The Bottom Line: A Bet on the Future
Lemon Tree Hotels is playing a fascinating game. Diversification spreads its bets across customer segments. The management fee pivot makes it asset-light and scalable. The REIT-like reorg clarifies its value and sharpens its focus. Together, these moves position Lemon Tree to thrive in a world where the internet—and the OTAs that dominate it—has rewritten the rules of hospitality.
Will it work? That depends. Aurika needs to prove it can compete in the luxury space. The management fee model must scale without diluting quality. The reorganization has to deliver the promised value unlock.
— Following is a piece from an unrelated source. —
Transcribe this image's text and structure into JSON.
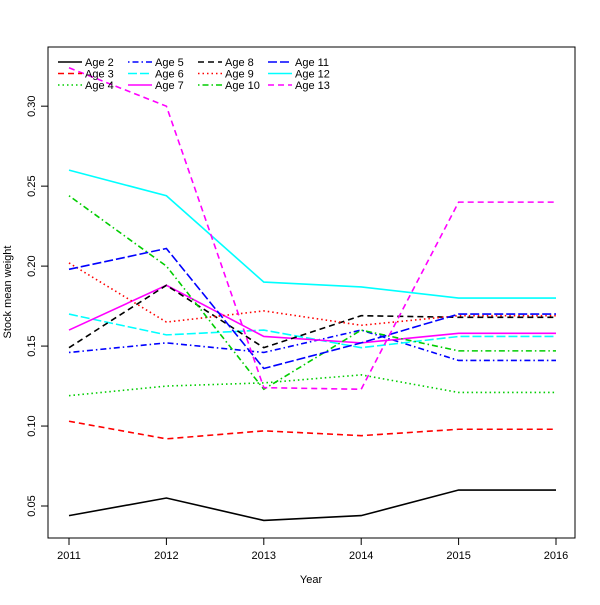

But if Lemon Tree pulls it off, it won’t just be a hotel chain—it’ll be a case study in adapting to the digital age.
As I’ve said before, the internet changes everything. For Lemon Tree, it’s not just changing how travelers book rooms—it’s changing how a hotel company builds its empire. This is one to watch.
Most other Hotel chains these days following same strategy including Taj, so what's so unique about Lemon tree strategy. If you could highlight that, then that will help. This strategy is in works by Club Mahindra resorts as well since many years.